People often ask me how HIV has changed me, and I almost want to say, "How has it not changed me?" To be completely honest, you can't go through what I've been through -- any life-threatening illness really -- and not come out a completely changed person. HIV is even more difficult because it's a disease that many people suffer with in silence, myself included, for many years.
There were so many things that my family and I had to work through to get to where we are today. HIV forced me to be a much braver, more open person, and I'm thankful for that.

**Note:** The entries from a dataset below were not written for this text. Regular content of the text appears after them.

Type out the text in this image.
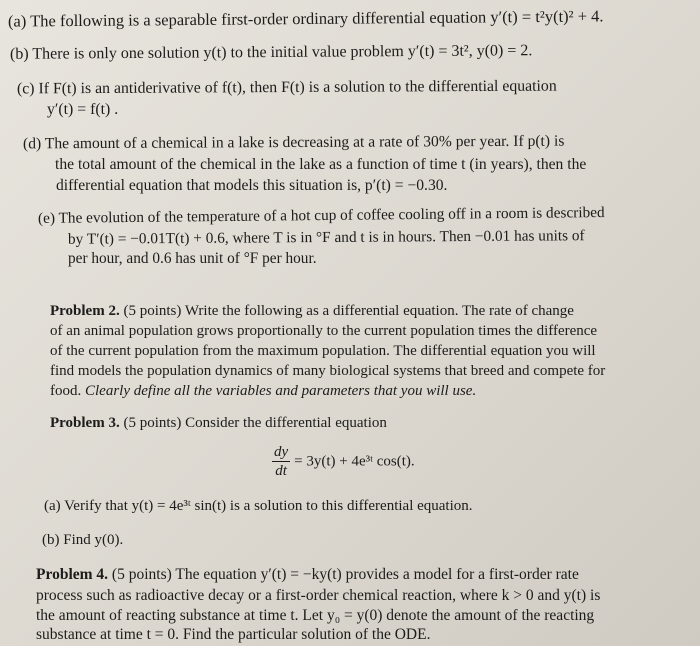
(a) The following is a separable first-order ordinary differential equation y′(t) = t²y(t)² + 4.
(b) There is only one solution y(t) to the initial value problem y′(t) = 3t², y(0) = 2.
(c) If F(t) is an antiderivative of f(t), then F(t) is a solution to the differential equation
y′(t) = f(t) .
(d) The amount of a chemical in a lake is decreasing at a rate of 30% per year. If p(t) is
the total amount of the chemical in the lake as a function of time t (in years), then the
differential equation that models this situation is, p′(t) = −0.30.
(e) The evolution of the temperature of a hot cup of coffee cooling off in a room is described
by T′(t) = −0.01T(t) + 0.6, where T is in °F and t is in hours. Then −0.01 has units of
per hour, and 0.6 has unit of °F per hour.
Problem 2. (5 points) Write the following as a differential equation. The rate of change
of an animal population grows proportionally to the current population times the difference
of the current population from the maximum population. The differential equation you will
find models the population dynamics of many biological systems that breed and compete for
food. Clearly define all the variables and parameters that you will use.
Problem 3. (5 points) Consider the differential equation
$\frac{dy}{dt} = 3y(t)$ + 4e³ᵗ cos(t).
(a) Verify that y(t) = 4e³ᵗ sin(t) is a solution to this differential equation.
(b) Find y(0).
Problem 4. (5 points) The equation y′(t) = −ky(t) provides a model for a first-order rate
process such as radioactive decay or a first-order chemical reaction, where k > 0 and y(t) is
the amount of reacting substance at time t. Let y₀ = y(0) denote the amount of the reacting
substance at time t = 0. Find the particular solution of the ODE.
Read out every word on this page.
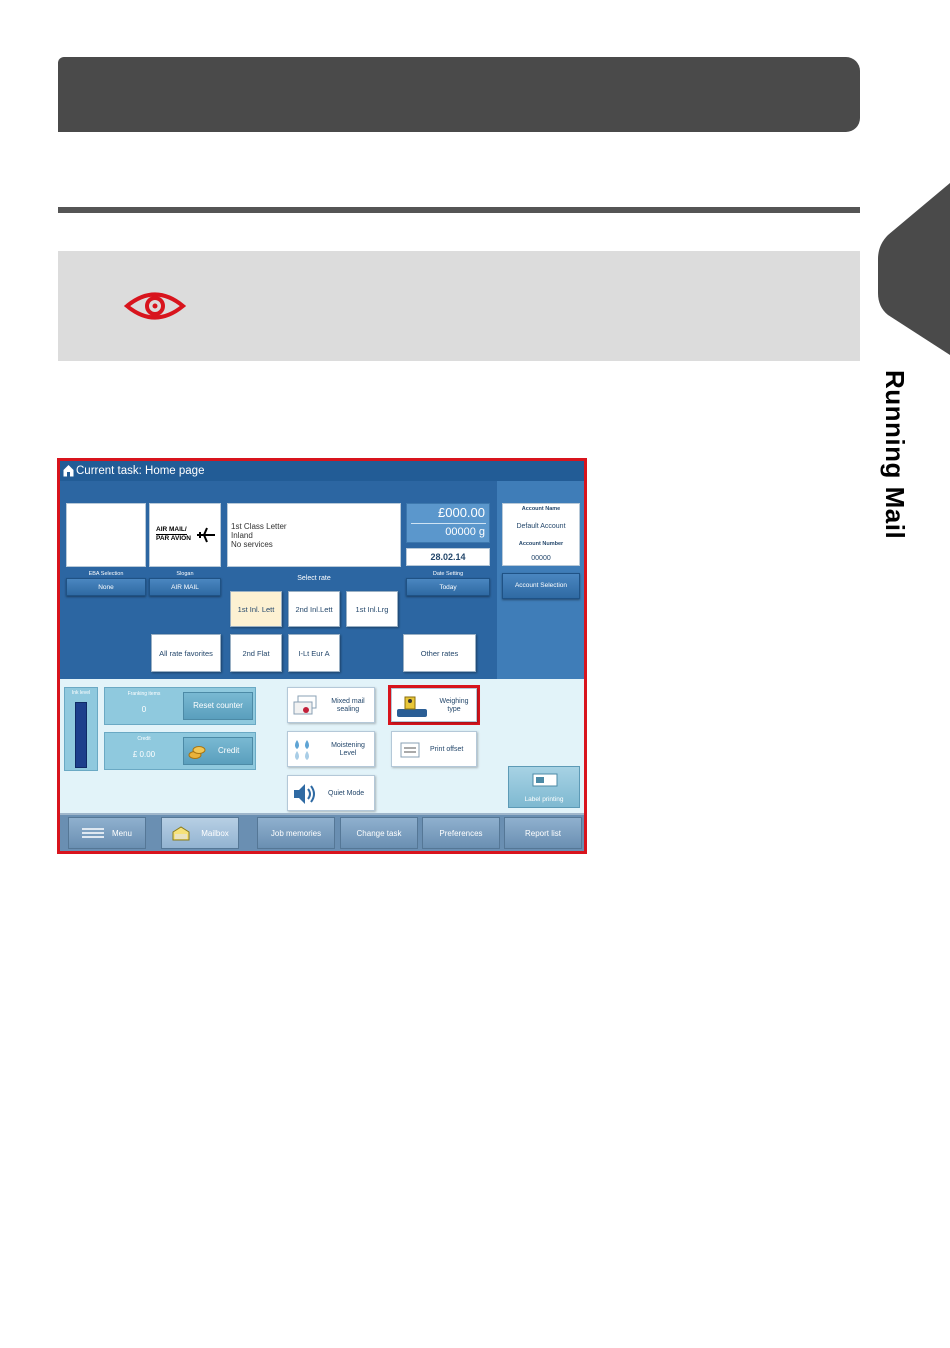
Running Mail
Current task: Home page
EBA Selection
None
AIR MAIL/
PAR AVION
Slogan
AIR MAIL
1st Class Letter
Inland
No services
£000.00
00000 g
28.02.14
Date Setting
Today
Account Name
Default Account
Account Number
00000
Account Selection
Select rate
1st Inl. Lett	2nd Inl.Lett	1st Inl.Lrg
All rate favorites	2nd Flat	I-Lt Eur A	Other rates
Ink level	Franking items
0	Reset counter
Credit
£ 0.00	Credit
Mixed mail sealing
Weighing type
Moistening Level
Print offset
Quiet Mode
Label printing
Menu	Mailbox	Job memories	Change task	Preferences	Report list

It's never easy for me to share my story, but I think it's important for me -- especially as a mother -- to do so. Today, with medicines that drive the virus to undetectable levels, there is now more hope than ever of staying healthy and stopping HIV transmission. This means being able to protect your partner from the virus, and being able to have a child born free of HIV.
My husband and I were fortunate. We didn't lose our children. The same can't be said for families in other parts of the world, like Africa where our youngest son Yonas was born.
Every day around the world, one thousand mothers -- many of them unaware that they carry HIV-transmit the virus to their own babies in utero, during labor, or through breastfeeding. Without access to the right medicines, they are helpless to protect their own health and that of their babies. Being a mother with three children who are all positive, yet remarkably healthy, I can only imagine what that feels like.
The hardest part of my having HIV was never that I might die -- the hardest part was that I had given this terrible disease to my children. No mother should have to carry that burden. Not today, not ever. Especially when mother-to-child transmission of HIV is completely preventable. With preventative services, the chances of a mother passing the virus on to her children are extremely low -- less than 2 percent. Those are some pretty terrific odds.
We can stop mothers and their children from dying. Really, we can. I know because I've seen it with my own eyes, with my own family.
It's been 16 years now since my children's health was restored. I will get to see my children grow up, and I know that for a parent, there's no greater gift.
As an ambassador for the Elizabeth Glaser Pediatric AIDS Foundation, I get the privilege of joining in the fight to eliminate pediatric AIDS. The work done by the Foundation and its partners around the world is saving children's lives and sparing families unimaginable heartache.
The Foundation has made huge strides to help mothers like me, and lifesaving medicines are now reaching more people than ever. You can be a part of that progress.
Join the fight of mothers around the world, and help us get closer to a new generation born free of HIV.